By the end of the testing, I was in doggy planning overdrive. I literally lay wide awake for half an hour before falling asleep that night, roughing out our schedule of events for the rest of the year. We have a lot to put on the calendar now. Because the thing is, we're in. We've done a real barn hunt competition. We've been invited back to the practice shows at the Kansas City training club. And now we have three CGC titles to brag about.


CGC may be rudimentary, but it is, in point of fact, an obedience titling program. I haven't earned any new obedience titles, at any level, on any dog, for three or four years.


My motto for this year seems to be something to the effect of "You gotta start somewhere." I've said it. Our evaluator this afternoon said it. And I believe it. As basic and un-dazzling as a baby step might be, it will still take you somewhere.
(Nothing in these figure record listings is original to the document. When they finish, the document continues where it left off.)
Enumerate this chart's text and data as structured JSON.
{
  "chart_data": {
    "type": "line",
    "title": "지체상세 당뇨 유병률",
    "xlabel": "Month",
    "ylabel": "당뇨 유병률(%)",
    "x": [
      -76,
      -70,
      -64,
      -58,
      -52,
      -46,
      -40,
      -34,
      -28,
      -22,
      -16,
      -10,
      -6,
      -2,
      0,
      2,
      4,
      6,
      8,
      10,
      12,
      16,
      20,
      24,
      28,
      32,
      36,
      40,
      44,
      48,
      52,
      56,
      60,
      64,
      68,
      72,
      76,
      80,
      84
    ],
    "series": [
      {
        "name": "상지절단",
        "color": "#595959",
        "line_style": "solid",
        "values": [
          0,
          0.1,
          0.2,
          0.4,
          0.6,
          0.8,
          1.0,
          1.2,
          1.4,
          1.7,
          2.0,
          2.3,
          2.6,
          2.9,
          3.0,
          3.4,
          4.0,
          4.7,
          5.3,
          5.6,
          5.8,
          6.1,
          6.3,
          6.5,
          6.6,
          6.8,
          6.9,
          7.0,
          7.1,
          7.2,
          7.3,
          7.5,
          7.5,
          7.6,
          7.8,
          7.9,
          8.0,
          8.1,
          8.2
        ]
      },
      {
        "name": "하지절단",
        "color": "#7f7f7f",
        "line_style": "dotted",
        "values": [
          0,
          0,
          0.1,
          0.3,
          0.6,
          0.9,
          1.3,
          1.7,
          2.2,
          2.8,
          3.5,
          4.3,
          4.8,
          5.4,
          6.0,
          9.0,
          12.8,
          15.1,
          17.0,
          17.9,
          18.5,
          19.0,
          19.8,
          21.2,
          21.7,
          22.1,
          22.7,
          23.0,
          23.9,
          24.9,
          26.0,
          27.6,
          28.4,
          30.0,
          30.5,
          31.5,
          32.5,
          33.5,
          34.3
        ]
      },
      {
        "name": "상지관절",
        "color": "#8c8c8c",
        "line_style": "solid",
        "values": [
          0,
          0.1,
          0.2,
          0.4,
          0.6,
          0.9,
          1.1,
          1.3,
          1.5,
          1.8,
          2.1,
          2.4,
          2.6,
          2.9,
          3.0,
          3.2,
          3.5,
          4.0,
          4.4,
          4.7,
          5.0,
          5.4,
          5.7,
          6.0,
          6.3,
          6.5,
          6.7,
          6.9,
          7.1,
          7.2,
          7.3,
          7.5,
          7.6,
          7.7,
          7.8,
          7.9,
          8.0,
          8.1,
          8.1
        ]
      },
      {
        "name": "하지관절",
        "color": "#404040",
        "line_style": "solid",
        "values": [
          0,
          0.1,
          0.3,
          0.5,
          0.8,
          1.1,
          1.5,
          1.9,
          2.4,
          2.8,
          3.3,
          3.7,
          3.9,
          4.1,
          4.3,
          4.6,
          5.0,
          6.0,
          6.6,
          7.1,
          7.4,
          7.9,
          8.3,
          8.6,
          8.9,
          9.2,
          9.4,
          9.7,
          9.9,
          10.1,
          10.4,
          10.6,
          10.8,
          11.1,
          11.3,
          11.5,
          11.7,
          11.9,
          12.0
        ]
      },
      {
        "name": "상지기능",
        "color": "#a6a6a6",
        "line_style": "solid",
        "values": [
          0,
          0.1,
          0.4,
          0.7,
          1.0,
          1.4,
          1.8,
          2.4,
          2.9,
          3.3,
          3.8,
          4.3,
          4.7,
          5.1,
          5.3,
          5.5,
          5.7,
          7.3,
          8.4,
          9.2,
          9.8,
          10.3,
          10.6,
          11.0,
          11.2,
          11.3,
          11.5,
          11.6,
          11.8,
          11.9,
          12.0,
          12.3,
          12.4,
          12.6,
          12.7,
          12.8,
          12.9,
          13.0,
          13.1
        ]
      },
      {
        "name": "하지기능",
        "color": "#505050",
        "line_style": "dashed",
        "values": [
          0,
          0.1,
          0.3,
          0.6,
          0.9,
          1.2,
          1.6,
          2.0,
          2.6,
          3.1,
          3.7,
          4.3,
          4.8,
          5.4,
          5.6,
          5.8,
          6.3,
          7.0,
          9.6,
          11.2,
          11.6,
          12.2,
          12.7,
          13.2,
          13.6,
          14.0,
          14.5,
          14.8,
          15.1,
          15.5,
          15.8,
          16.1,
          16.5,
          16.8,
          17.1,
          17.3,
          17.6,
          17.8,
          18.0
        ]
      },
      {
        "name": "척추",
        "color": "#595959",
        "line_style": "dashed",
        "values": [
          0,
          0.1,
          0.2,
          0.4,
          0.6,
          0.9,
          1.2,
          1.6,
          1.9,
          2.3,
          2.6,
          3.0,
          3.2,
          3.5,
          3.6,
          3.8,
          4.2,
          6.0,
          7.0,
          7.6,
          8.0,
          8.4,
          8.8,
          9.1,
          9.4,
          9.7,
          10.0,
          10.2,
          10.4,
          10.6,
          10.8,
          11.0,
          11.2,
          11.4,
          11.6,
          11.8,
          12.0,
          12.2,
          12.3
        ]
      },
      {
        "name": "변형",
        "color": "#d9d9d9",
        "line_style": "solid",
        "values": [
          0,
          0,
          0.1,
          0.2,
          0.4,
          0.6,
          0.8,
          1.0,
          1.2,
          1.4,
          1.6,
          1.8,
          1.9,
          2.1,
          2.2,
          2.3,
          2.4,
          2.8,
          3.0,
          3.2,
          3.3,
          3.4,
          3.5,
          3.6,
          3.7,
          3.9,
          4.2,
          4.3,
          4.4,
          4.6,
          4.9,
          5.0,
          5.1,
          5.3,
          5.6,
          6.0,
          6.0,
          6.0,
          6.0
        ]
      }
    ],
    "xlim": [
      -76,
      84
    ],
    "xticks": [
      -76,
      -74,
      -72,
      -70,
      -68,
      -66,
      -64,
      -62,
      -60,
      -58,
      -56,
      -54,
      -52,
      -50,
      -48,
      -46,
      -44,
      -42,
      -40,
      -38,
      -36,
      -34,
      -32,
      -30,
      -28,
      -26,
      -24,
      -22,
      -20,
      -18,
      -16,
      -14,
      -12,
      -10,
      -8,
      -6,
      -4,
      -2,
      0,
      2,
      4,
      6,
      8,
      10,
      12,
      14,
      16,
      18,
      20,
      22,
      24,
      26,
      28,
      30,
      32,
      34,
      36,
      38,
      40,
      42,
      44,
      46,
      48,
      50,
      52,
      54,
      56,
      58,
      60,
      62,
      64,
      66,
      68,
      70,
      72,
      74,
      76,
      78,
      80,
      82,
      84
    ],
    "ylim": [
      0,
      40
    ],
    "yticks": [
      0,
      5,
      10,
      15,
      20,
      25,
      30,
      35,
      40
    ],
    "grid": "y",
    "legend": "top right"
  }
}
When you think about super high-level obedience titles -- like Utility Dog, and Utility Dog Excellent, and Obedience Trial Champion -- little old Canine Good Citizen titles don't really seem to mean much. But when you think about the disappointments and emptiness of lost months and lost years which those titles prove have been overcome, they can mean exponentially more.


My dogs and I are gaining momentum. We are digging in our heels and gaining ground. And we will get there. One step at a time. You do, after all, just gotta start somewhere. And we are well on our way.